Nothing can ruin a hot pre-spawn pattern faster than a cold front. While modest fluctuations in temperatures can have a slight affect on bass behavior, a powerful front that combines stiff, cold winds, bright blue skies and a sudden drop in water and air temperature can shut a fishery down in a matter of a few hours. At least that’s how it seems. But the bass are still in the water and anglers who adjust their tactics to fit the mood of the fish stand a chance of catching at least a few bass. It’s a scenario that every hardcore bass angler has to deal with and it’s something that happens with frustrating regularity.
“I think the biggest factor is the mental one,” says Texas pro Gary Klein. “Catching bass after a front is really pretty simple. I just put myself in an area that I know has a good concentration of bass and then I fish slowly.”
Of course, Klein has the advantage of fishing a lake for days before and during a competition. He can learn where those fish are holding during periods of stable weather and then go back and work them over with the utmost patience. They move as the weather changes, but as the spawning season approaches, they won’t go far.
For weekend anglers who don’t have the time to find bass before the arrival of a front, however, locating a concentration of fish can be the hardest part. But then, says Klein, that isn’t always so difficult in most situations.
“In natural lakes, for instance in Florida, the bass can be real tough to catch after a front because they can be anywhere,” he notes. “When a front passes, they tend to bury themselves in thick grass and the strike zone becomes real small. Natural lakes are probably the toughest places to catch bass during a cold front situation.”
Most man-made lakes, however, have a variety of shallow and deep habitat. Points, humps, creek channels and all types of cover offer bass and bass anglers countless options. And after the passing of a front, those fish tend to migrate towards predictable places and behave in similar ways.

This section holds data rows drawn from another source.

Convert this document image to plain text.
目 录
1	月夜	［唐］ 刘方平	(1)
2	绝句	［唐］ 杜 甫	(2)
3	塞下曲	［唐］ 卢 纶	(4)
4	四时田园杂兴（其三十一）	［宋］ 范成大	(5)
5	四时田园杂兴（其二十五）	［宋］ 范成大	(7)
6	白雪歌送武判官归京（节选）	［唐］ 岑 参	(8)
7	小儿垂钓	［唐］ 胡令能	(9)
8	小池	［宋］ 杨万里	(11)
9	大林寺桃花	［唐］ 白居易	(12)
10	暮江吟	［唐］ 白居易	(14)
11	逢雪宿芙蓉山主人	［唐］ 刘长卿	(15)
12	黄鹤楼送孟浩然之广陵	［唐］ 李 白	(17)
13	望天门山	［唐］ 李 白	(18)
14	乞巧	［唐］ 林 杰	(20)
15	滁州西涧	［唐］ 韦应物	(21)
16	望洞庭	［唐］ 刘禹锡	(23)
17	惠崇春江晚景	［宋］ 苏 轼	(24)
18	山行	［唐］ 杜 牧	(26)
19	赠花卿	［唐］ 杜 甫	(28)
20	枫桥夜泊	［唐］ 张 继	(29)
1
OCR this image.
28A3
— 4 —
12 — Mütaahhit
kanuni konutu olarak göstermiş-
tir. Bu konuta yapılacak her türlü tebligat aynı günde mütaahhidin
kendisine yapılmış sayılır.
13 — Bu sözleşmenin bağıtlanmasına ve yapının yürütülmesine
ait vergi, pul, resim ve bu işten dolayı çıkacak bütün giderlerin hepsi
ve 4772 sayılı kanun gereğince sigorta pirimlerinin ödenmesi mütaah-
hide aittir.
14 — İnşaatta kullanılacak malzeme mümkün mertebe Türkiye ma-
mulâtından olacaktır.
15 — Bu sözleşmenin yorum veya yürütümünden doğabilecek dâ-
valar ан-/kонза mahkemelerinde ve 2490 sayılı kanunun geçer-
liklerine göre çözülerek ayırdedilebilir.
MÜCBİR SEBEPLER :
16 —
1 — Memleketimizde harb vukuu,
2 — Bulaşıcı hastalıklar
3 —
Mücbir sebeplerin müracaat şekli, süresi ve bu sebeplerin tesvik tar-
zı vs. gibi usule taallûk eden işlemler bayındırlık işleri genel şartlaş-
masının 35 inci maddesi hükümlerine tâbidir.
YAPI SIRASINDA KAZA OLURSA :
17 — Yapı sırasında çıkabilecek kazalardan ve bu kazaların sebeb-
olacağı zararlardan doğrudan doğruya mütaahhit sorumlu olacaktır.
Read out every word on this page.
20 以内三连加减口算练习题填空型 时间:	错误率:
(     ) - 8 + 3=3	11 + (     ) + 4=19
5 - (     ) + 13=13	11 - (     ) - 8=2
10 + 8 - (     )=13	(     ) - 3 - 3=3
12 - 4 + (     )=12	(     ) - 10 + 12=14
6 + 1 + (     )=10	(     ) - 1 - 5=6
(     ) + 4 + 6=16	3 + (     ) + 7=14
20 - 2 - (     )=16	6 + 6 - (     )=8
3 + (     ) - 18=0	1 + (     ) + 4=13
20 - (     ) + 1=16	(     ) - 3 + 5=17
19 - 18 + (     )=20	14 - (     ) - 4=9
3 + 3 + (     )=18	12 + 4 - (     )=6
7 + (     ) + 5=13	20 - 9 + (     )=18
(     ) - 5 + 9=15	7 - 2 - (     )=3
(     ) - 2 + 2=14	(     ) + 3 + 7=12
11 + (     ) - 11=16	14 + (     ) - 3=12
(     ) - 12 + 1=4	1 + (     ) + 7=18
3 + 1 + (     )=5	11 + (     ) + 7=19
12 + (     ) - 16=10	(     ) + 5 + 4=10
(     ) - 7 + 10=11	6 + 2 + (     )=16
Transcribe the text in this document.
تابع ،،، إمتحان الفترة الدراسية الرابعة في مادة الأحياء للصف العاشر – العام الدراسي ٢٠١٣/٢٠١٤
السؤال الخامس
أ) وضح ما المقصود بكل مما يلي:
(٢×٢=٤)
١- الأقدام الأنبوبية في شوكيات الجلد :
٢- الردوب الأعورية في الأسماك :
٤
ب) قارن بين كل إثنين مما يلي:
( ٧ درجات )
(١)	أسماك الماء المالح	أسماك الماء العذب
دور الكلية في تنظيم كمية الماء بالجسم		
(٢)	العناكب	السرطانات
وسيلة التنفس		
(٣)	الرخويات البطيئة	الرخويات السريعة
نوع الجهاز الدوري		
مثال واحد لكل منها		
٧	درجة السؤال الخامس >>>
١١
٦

“This time of year, I’ll look for some sort of travel route that leads to spawning areas. Usually, that means creek channels so I’ll often head to the back of a creek and start my search there,” he says.
Of course, how far back he goes depends on how close the spawn is, and Klein may spend more time toward the front of the creek if it’s early in the pre-spawn season. Largemouth bass use points and humps as staging areas, moving deeper or shallow as the weather changes. Such areas draw the most attention of pros such as Klein.
Once he finds those areas, Klein sticks to a basic tenet of post-front bass fishing – slow and low. He backs out and fishes deeper cover with a slower presentation.
“After a front, the size of the strike zone really decreases. Bass won’t travel far to hit a lure, so you have to bring your bait to the fish because it’s not going to come to your bait,” explains Klein. “They also tend to stick real tight to cover when the sun is bright. Darkness is security to a bass. That’s why they tend to roam more during low light conditions.”
What he uses, he says, is less important than how he uses it. A number of lures will catch post-front bass. The trick is to simply adjust the speed of your retrieve and the places you use a specific lure.
“I like target-oriented techniques as opposed to random casting. I’m going to use versatile baits such as Berkley crankbaits, Hawg Caller spinnerbaits, and Lunker Lure jigs and I’m going to try to hit the cover with whatever lure I’m using. I think that’s important,” he says. “It’s also very important to make real precise casts and I’m going to make several casts to one spot. Sometimes, it takes five or six to trigger a bass to strike.”
Although some anglers fret about the exact bait and its color, Klein typically sticks with those lures he has the utmost confidence in. He does consider all the variables, but adds that he doesn’t get wrapped up in them.
“There is no right way and wrong way to fish after a front. There are lots of ways to catch bass during high pressure conditions,” says Klein.